Preocupação com a Portaria nº 2.979/2019, do Ministério da Saúde, que instituiu o programa Previne Brasil e revogou todos os demais programas anteriores de atenção à saúde básica, dentre eles o Núcleo Ampliado de Saúde da Família e Atenção Básica (Nasf). Destaque para a importância do Nasf.
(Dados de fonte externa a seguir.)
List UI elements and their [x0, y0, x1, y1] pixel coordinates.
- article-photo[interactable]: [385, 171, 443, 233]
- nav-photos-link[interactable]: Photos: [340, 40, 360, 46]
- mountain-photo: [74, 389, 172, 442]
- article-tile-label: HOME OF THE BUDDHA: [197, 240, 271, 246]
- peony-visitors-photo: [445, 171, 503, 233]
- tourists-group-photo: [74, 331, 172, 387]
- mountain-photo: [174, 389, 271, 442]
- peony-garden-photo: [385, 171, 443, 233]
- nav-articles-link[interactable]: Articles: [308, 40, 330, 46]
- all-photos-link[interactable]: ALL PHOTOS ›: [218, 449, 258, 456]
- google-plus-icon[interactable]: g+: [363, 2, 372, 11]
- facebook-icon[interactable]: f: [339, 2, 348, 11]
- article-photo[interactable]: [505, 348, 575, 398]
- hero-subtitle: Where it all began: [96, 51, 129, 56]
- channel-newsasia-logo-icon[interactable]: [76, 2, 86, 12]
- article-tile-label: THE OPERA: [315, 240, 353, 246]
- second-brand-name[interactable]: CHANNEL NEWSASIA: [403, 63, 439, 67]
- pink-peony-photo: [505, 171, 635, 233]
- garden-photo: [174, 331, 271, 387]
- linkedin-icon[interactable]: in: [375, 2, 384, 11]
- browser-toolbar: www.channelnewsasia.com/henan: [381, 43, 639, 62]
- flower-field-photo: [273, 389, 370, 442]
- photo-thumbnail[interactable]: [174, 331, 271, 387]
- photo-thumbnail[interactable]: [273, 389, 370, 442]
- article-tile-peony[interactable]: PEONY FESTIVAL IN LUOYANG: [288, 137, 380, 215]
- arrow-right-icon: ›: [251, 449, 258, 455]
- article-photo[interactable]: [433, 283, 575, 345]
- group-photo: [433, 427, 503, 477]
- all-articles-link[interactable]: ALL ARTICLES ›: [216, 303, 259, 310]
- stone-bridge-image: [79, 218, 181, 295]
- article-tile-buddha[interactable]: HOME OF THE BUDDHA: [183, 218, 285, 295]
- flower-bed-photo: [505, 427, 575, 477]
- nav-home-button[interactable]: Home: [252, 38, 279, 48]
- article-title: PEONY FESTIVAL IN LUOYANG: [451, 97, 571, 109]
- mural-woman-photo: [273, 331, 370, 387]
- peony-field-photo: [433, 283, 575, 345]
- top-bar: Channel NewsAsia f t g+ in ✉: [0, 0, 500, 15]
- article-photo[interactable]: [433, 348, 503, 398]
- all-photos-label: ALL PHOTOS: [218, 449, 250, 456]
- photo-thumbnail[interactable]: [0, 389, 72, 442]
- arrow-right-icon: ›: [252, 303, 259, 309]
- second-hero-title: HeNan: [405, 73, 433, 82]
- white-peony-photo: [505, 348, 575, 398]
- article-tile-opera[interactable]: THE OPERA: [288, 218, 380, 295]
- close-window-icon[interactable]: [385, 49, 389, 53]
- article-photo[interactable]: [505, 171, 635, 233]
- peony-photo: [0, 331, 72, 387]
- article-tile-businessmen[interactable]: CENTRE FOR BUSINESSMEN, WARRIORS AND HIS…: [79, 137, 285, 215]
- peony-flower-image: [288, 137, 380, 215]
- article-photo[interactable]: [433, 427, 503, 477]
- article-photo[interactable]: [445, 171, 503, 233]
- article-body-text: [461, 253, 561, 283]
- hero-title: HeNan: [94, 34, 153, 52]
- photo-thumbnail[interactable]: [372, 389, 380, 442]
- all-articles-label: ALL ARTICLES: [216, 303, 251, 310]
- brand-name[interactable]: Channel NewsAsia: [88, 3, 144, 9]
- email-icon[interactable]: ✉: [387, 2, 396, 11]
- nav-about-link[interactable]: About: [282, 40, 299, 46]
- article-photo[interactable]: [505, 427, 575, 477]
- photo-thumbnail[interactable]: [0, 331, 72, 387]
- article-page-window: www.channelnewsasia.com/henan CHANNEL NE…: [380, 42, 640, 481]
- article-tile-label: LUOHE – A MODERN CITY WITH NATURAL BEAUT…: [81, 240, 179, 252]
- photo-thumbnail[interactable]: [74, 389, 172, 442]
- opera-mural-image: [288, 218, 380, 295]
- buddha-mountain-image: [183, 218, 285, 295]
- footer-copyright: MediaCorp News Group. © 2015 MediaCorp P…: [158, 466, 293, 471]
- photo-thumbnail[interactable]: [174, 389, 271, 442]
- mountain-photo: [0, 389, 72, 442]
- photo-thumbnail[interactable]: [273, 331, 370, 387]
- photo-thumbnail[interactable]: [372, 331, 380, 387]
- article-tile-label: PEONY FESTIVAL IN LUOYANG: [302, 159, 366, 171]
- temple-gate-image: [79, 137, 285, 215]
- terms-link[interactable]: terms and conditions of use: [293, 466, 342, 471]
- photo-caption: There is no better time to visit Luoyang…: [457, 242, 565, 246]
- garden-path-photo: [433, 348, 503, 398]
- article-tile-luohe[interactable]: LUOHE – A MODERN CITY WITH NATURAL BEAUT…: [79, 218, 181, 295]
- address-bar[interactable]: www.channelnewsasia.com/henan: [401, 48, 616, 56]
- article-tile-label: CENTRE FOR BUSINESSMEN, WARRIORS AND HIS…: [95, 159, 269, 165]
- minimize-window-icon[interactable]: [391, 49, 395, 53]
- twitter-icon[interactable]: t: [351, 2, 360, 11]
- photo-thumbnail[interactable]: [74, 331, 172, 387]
Apelo ao Ministro da Saúde pela revogação da citada Portaria.

Autor
Randolfe Rodrigues (REDE - Rede Sustentabilidade/AP)
Nome completo: Randolph Frederich Rodrigues Alves
Casa
Senado Federal
Tipo
Discurso
Resumo por assunto
SAUDE:
  • Preocupação com a Portaria nº 2.979/2019, do Ministério da Saúde, que instituiu o programa Previne Brasil e revogou todos os demais programas anteriores de atenção à saúde básica, dentre eles o Núcleo Ampliado de Saúde da Família e Atenção Básica (Nasf). Destaque para a importância do Nasf. Apelo ao Ministro da Saúde pela revogação da citada Portaria.
Aparteantes
Confúcio Moura, Veneziano Vital do Rêgo.
Publicação
Publicação no DSF de 19/02/2020 - Página 39
Assunto
Outros > SAUDE
Indexação
  • APREENSÃO, PORTARIA, MINISTERIO DA SAUDE (MS), CRIAÇÃO, PROGRAMA, PREVENÇÃO, BRASIL, REVOGAÇÃO, PROGRAMA NACIONAL, SAUDE, FAMILIA, RECURSOS FINANCEIROS.
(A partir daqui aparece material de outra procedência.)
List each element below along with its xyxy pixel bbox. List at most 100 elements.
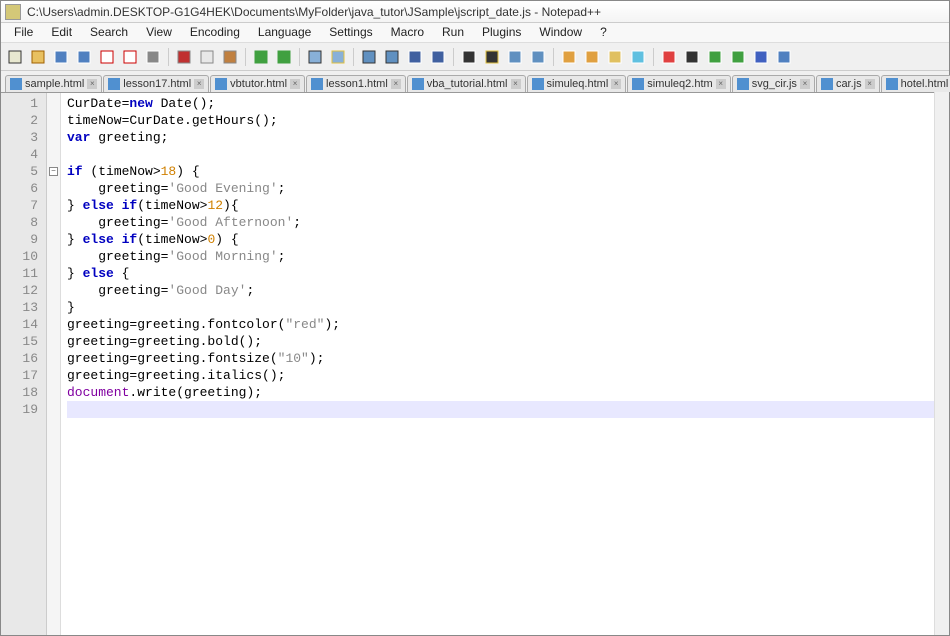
zoom-out-icon[interactable]: [382, 47, 402, 67]
tab-simuleq2-htm[interactable]: simuleq2.htm×: [627, 75, 730, 92]
tab-label: lesson17.html: [123, 78, 191, 90]
code-line[interactable]: greeting=greeting.bold();: [67, 333, 943, 350]
tab-hotel-html[interactable]: hotel.html×: [881, 75, 950, 92]
tab-close-icon[interactable]: ×: [611, 79, 621, 89]
replace-icon[interactable]: [328, 47, 348, 67]
find-icon[interactable]: [305, 47, 325, 67]
play-multi-icon[interactable]: [728, 47, 748, 67]
tab-close-icon[interactable]: ×: [511, 79, 521, 89]
indent-guide2-icon[interactable]: [528, 47, 548, 67]
indent-guide-icon[interactable]: [505, 47, 525, 67]
code-line[interactable]: if (timeNow>18) {: [67, 163, 943, 180]
save-icon[interactable]: [51, 47, 71, 67]
doc-map-icon[interactable]: [559, 47, 579, 67]
sync-v-icon[interactable]: [405, 47, 425, 67]
code-line[interactable]: [67, 401, 943, 418]
file-icon: [737, 78, 749, 90]
file-icon: [215, 78, 227, 90]
menu-window[interactable]: Window: [530, 23, 591, 42]
tab-close-icon[interactable]: ×: [716, 79, 726, 89]
tab-close-icon[interactable]: ×: [290, 79, 300, 89]
menu-help[interactable]: ?: [591, 23, 616, 42]
tab-lesson1-html[interactable]: lesson1.html×: [306, 75, 406, 92]
tab-close-icon[interactable]: ×: [865, 79, 875, 89]
menu-file[interactable]: File: [5, 23, 42, 42]
file-icon: [821, 78, 833, 90]
copy-icon[interactable]: [197, 47, 217, 67]
zoom-in-icon[interactable]: [359, 47, 379, 67]
code-line[interactable]: }: [67, 299, 943, 316]
tab-close-icon[interactable]: ×: [194, 79, 204, 89]
file-icon: [108, 78, 120, 90]
code-line[interactable]: greeting='Good Morning';: [67, 248, 943, 265]
close-icon[interactable]: [97, 47, 117, 67]
folder-icon[interactable]: [605, 47, 625, 67]
tab-label: vba_tutorial.html: [427, 78, 508, 90]
tab-close-icon[interactable]: ×: [391, 79, 401, 89]
menu-search[interactable]: Search: [81, 23, 137, 42]
stop-icon[interactable]: [682, 47, 702, 67]
window-title: C:\Users\admin.DESKTOP-G1G4HEK\Documents…: [27, 5, 601, 19]
code-line[interactable]: } else if(timeNow>12){: [67, 197, 943, 214]
open-file-icon[interactable]: [28, 47, 48, 67]
play-icon[interactable]: [705, 47, 725, 67]
func-list-icon[interactable]: [582, 47, 602, 67]
new-file-icon[interactable]: [5, 47, 25, 67]
monitor-icon[interactable]: [628, 47, 648, 67]
editor-area: 12345678910111213141516171819 − CurDate=…: [1, 93, 949, 635]
tab-sample-html[interactable]: sample.html×: [5, 75, 102, 92]
menu-view[interactable]: View: [137, 23, 181, 42]
code-line[interactable]: greeting='Good Evening';: [67, 180, 943, 197]
menu-edit[interactable]: Edit: [42, 23, 81, 42]
code-line[interactable]: greeting='Good Afternoon';: [67, 214, 943, 231]
tab-label: vbtutor.html: [230, 78, 287, 90]
code-line[interactable]: CurDate=new Date();: [67, 95, 943, 112]
wordwrap-icon[interactable]: [459, 47, 479, 67]
tab-label: simuleq.html: [547, 78, 609, 90]
code-line[interactable]: greeting='Good Day';: [67, 282, 943, 299]
print-icon[interactable]: [143, 47, 163, 67]
save-all-icon[interactable]: [74, 47, 94, 67]
tab-car-js[interactable]: car.js×: [816, 75, 880, 92]
code-editor[interactable]: CurDate=new Date();timeNow=CurDate.getHo…: [61, 93, 949, 635]
redo-icon[interactable]: [274, 47, 294, 67]
sync-h-icon[interactable]: [428, 47, 448, 67]
tab-lesson17-html[interactable]: lesson17.html×: [103, 75, 209, 92]
tab-label: car.js: [836, 78, 862, 90]
menu-macro[interactable]: Macro: [382, 23, 433, 42]
paste-icon[interactable]: [220, 47, 240, 67]
cut-icon[interactable]: [174, 47, 194, 67]
tab-svg_cir-js[interactable]: svg_cir.js×: [732, 75, 815, 92]
menu-plugins[interactable]: Plugins: [473, 23, 530, 42]
fold-toggle-icon[interactable]: −: [49, 167, 58, 176]
file-icon: [311, 78, 323, 90]
save-macro-icon[interactable]: [774, 47, 794, 67]
fold-column: −: [47, 93, 61, 635]
close-all-icon[interactable]: [120, 47, 140, 67]
code-line[interactable]: greeting=greeting.italics();: [67, 367, 943, 384]
tab-vbtutor-html[interactable]: vbtutor.html×: [210, 75, 305, 92]
menu-language[interactable]: Language: [249, 23, 320, 42]
code-line[interactable]: greeting=greeting.fontcolor("red");: [67, 316, 943, 333]
code-line[interactable]: greeting=greeting.fontsize("10");: [67, 350, 943, 367]
code-line[interactable]: [67, 146, 943, 163]
vertical-scrollbar[interactable]: [934, 92, 949, 635]
tab-label: hotel.html: [901, 78, 949, 90]
file-icon: [412, 78, 424, 90]
all-chars-icon[interactable]: [482, 47, 502, 67]
undo-icon[interactable]: [251, 47, 271, 67]
tab-close-icon[interactable]: ×: [800, 79, 810, 89]
tab-vba_tutorial-html[interactable]: vba_tutorial.html×: [407, 75, 526, 92]
fast-icon[interactable]: [751, 47, 771, 67]
code-line[interactable]: } else {: [67, 265, 943, 282]
code-line[interactable]: } else if(timeNow>0) {: [67, 231, 943, 248]
menu-run[interactable]: Run: [433, 23, 473, 42]
record-icon[interactable]: [659, 47, 679, 67]
tab-close-icon[interactable]: ×: [87, 79, 97, 89]
code-line[interactable]: var greeting;: [67, 129, 943, 146]
code-line[interactable]: document.write(greeting);: [67, 384, 943, 401]
code-line[interactable]: timeNow=CurDate.getHours();: [67, 112, 943, 129]
menu-encoding[interactable]: Encoding: [181, 23, 249, 42]
menu-settings[interactable]: Settings: [320, 23, 381, 42]
tab-simuleq-html[interactable]: simuleq.html×: [527, 75, 627, 92]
    O SR. RANDOLFE RODRIGUES (Bloco Parlamentar Senado Independente/REDE - AP. Para discursar.) – Sr. Presidente, Senador Izalci, eu venho aqui para chamar a atenção de uma medida adotada pelo Ministério da Saúde, recentemente, a Portaria 2.979, de 12 de novembro de 2019. Ela instituiu um programa denominado Previne Brasil. Até aí nada a se acrescentar. Nada a se acrescentar se esta portaria não tivesse revogado todos os programas anteriores de atenção à saúde básica que vigoram no Brasil. Entre esses programas e entre o financiamento desses programas, encontra-se o Núcleo Ampliado de Saúde da Família e Atenção Básica (Nasf).
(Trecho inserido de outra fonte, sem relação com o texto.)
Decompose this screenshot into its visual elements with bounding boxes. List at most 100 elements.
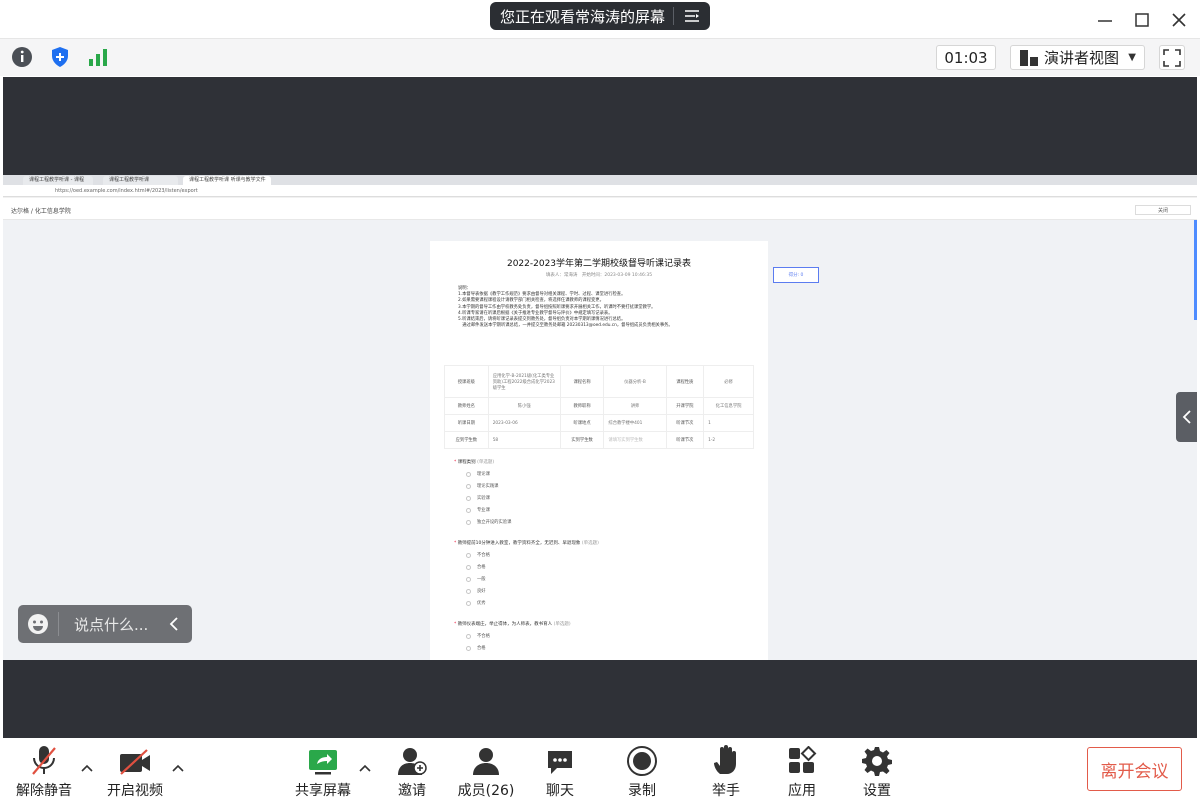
option-label: 合格 [477, 565, 486, 570]
raise-hand-button[interactable]: 举手 [711, 742, 741, 800]
table-cell: 讲师 [603, 397, 667, 415]
table-cell: 仪器分析-B [603, 365, 667, 398]
chat-label: 聊天 [546, 783, 574, 799]
side-panel-toggle[interactable] [1176, 392, 1197, 442]
start-video-label: 开启视频 [107, 783, 163, 799]
option-label: 不合格 [477, 553, 490, 558]
record-icon [627, 742, 657, 776]
share-screen-label: 共享屏幕 [295, 783, 351, 799]
fullscreen-icon[interactable] [1159, 45, 1185, 70]
remote-url: https://oed.example.com/index.html#/2023… [55, 188, 198, 194]
chevron-up-icon[interactable] [357, 760, 373, 776]
radio-option: 一般 [466, 576, 486, 582]
option-label: 一般 [477, 577, 486, 582]
meeting-toolbar: 01:03 演讲者视图 ▼ [0, 38, 1200, 76]
start-video-button[interactable]: 开启视频 [107, 742, 163, 800]
view-mode-dropdown[interactable]: 演讲者视图 ▼ [1010, 45, 1145, 70]
unmute-label: 解除静音 [16, 783, 72, 799]
table-cell: 教师姓名 [444, 397, 489, 415]
close-icon[interactable] [1167, 8, 1191, 32]
raise-hand-label: 举手 [712, 783, 740, 799]
remote-tab-2: 课程工程教学听课 [103, 176, 178, 185]
radio-option: 理论实践课 [466, 483, 498, 489]
invite-button[interactable]: 邀请 [397, 742, 427, 800]
question-label: 教师仪表端庄，举止得体，为人师表，教书育人 [457, 622, 553, 627]
members-button[interactable]: 成员(26) [458, 742, 514, 800]
table-cell: 1-2 [703, 431, 754, 449]
table-cell: 听课地点 [559, 414, 605, 432]
chevron-up-icon[interactable] [170, 760, 186, 776]
evaluation-form: 2022-2023学年第二学期校级督导听课记录表 填表人：常海涛 开始时间：20… [430, 241, 768, 660]
table-cell: 必修 [703, 365, 754, 398]
bottom-control-bar: 解除静音 开启视频 共享屏幕 邀请 成员(26) 聊天 录制 举手 应用 设置 … [0, 738, 1200, 800]
table-cell: 陈小强 [487, 397, 561, 415]
chevron-down-icon: ▼ [1128, 52, 1136, 63]
option-label: 优秀 [477, 601, 486, 606]
layout-icon [1020, 49, 1038, 66]
table-cell: 听课节次 [665, 431, 705, 449]
share-screen-button[interactable]: 共享屏幕 [295, 742, 351, 800]
remote-close-button: 关闭 [1135, 205, 1191, 215]
unmute-button[interactable]: 解除静音 [16, 742, 72, 800]
option-label: 合格 [477, 646, 486, 651]
note-line: 通过邮件发送本学期听课总结，一并提交至教务处邮箱 20230313@oed.ed… [458, 323, 673, 329]
table-row: 授课班级 应用化学-B-2021级(化工类专业资助)工程2022级合成化学202… [444, 365, 754, 398]
radio-option: 专业课 [466, 507, 490, 513]
table-cell: 教师职称 [559, 397, 605, 415]
table-cell: 听课日期 [444, 414, 489, 432]
radio-option: 优秀 [466, 600, 486, 606]
radio-option: 良好 [466, 588, 486, 594]
apps-button[interactable]: 应用 [787, 742, 817, 800]
table-row: 听课日期 2023-03-06 听课地点 综合教学楼中401 听课节次 1 [444, 414, 754, 432]
maximize-icon[interactable] [1130, 8, 1154, 32]
radio-option: 不合格 [466, 552, 490, 558]
radio-option: 合格 [466, 564, 486, 570]
apps-icon [787, 742, 817, 776]
radio-option: 不合格 [466, 633, 490, 639]
table-cell: 2023-03-06 [487, 414, 561, 432]
info-icon[interactable] [10, 45, 34, 69]
option-label: 良好 [477, 589, 486, 594]
view-mode-label: 演讲者视图 [1044, 49, 1120, 67]
microphone-muted-icon [29, 742, 59, 776]
chevron-left-icon [1182, 410, 1191, 424]
leave-meeting-button[interactable]: 离开会议 [1087, 747, 1182, 791]
radio-option: 独立开设的实验课 [466, 519, 511, 525]
chat-bubble-icon [545, 742, 575, 776]
record-button[interactable]: 录制 [627, 742, 657, 800]
option-label: 理论实践课 [477, 484, 499, 489]
remote-browser-tabs: 课程工程教学听课 - 课程 课程工程教学听课 课程工程教学听课 听课与教学文件 [3, 175, 1197, 185]
meeting-window: 您正在观看常海涛的屏幕 01:03 演讲者视图 ▼ 课程工程教学听课 - 课程 … [0, 0, 1200, 800]
share-menu-icon[interactable] [674, 9, 710, 23]
chat-button[interactable]: 聊天 [545, 742, 575, 800]
table-cell: 课程名称 [559, 365, 605, 398]
record-label: 录制 [628, 783, 656, 799]
settings-button[interactable]: 设置 [862, 742, 892, 800]
title-bar: 您正在观看常海涛的屏幕 [0, 0, 1200, 38]
emoji-icon[interactable] [18, 613, 58, 635]
minimize-icon[interactable] [1093, 8, 1117, 32]
remote-scrollbar [1194, 220, 1197, 320]
question-hint: (单选题) [553, 622, 571, 627]
option-label: 理论课 [477, 472, 490, 477]
table-row: 应到学生数 58 实到学生数 请填写实到学生数 听课节次 1-2 [444, 431, 754, 449]
chat-placeholder[interactable]: 说点什么... [59, 614, 159, 635]
chevron-left-icon[interactable] [163, 616, 185, 632]
option-label: 专业课 [477, 508, 490, 513]
table-cell: 授课班级 [444, 365, 489, 398]
security-shield-icon[interactable] [48, 45, 72, 69]
question-hint: (单选题) [477, 460, 495, 465]
form-title: 2022-2023学年第二学期校级督导听课记录表 [506, 259, 692, 269]
share-screen-icon [307, 742, 339, 776]
table-cell: 58 [487, 431, 561, 449]
camera-off-icon [118, 742, 152, 776]
question-1: * 课程类别 (单选题) [454, 460, 495, 465]
invite-label: 邀请 [398, 783, 426, 799]
radio-option: 实验课 [466, 495, 490, 501]
breadcrumb: 达尔格 / 化工信息学院 [11, 208, 71, 215]
quick-chat-input[interactable]: 说点什么... [18, 605, 192, 643]
network-signal-icon[interactable] [86, 45, 110, 69]
settings-label: 设置 [863, 783, 891, 799]
question-3: * 教师仪表端庄，举止得体，为人师表，教书育人 (单选题) [454, 622, 571, 627]
chevron-up-icon[interactable] [79, 760, 95, 776]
    O Nasf é um programa que tem abrangência em todo o Território nacional, que atende Municípios com 5 mil habitantes a Municípios com 1 milhão de habitantes e que é um dos mais bem sucedidos programas de atenção à saúde da família. O Nasf foi criado pelo Ministério da Saúde, em 2008, Sr. Presidente, e seu objetivo central é apoiar a consolidação da atenção básica à saúde no Brasil. Aliás, esse é um princípio elementar, Sr. Presidente, que está na Constituição sobre o nosso SUS.

    O Sistema Único de Saúde no Brasil é o maior sistema de saúde público do Planeta, o maior. E há alguns princípios estabelecidos nesse sistema, já esculpidos no texto da Constituição. São estes princípios: primeiro, um sistema descentralizado; segundo, um sistema baseado no mandamento elementar de que saúde é direito de todos e é dever do Estado – com a saúde como direito de todos e como dever do Estado, deve ser assegurado o atendimento universal para todos os cidadãos e cidadãs brasileiros –; e um controle social, através dos conselhos municipais e estaduais de saúde e do Conselho Nacional de Saúde, que garanta a execução, a implementação e o perfeito funcionamento desse sistema. E um dos princípios constantes na Constituição é a prioridade para a saúde básica, é a prioridade para a atenção básica, porque esse tipo de atendimento é o que previne as doenças.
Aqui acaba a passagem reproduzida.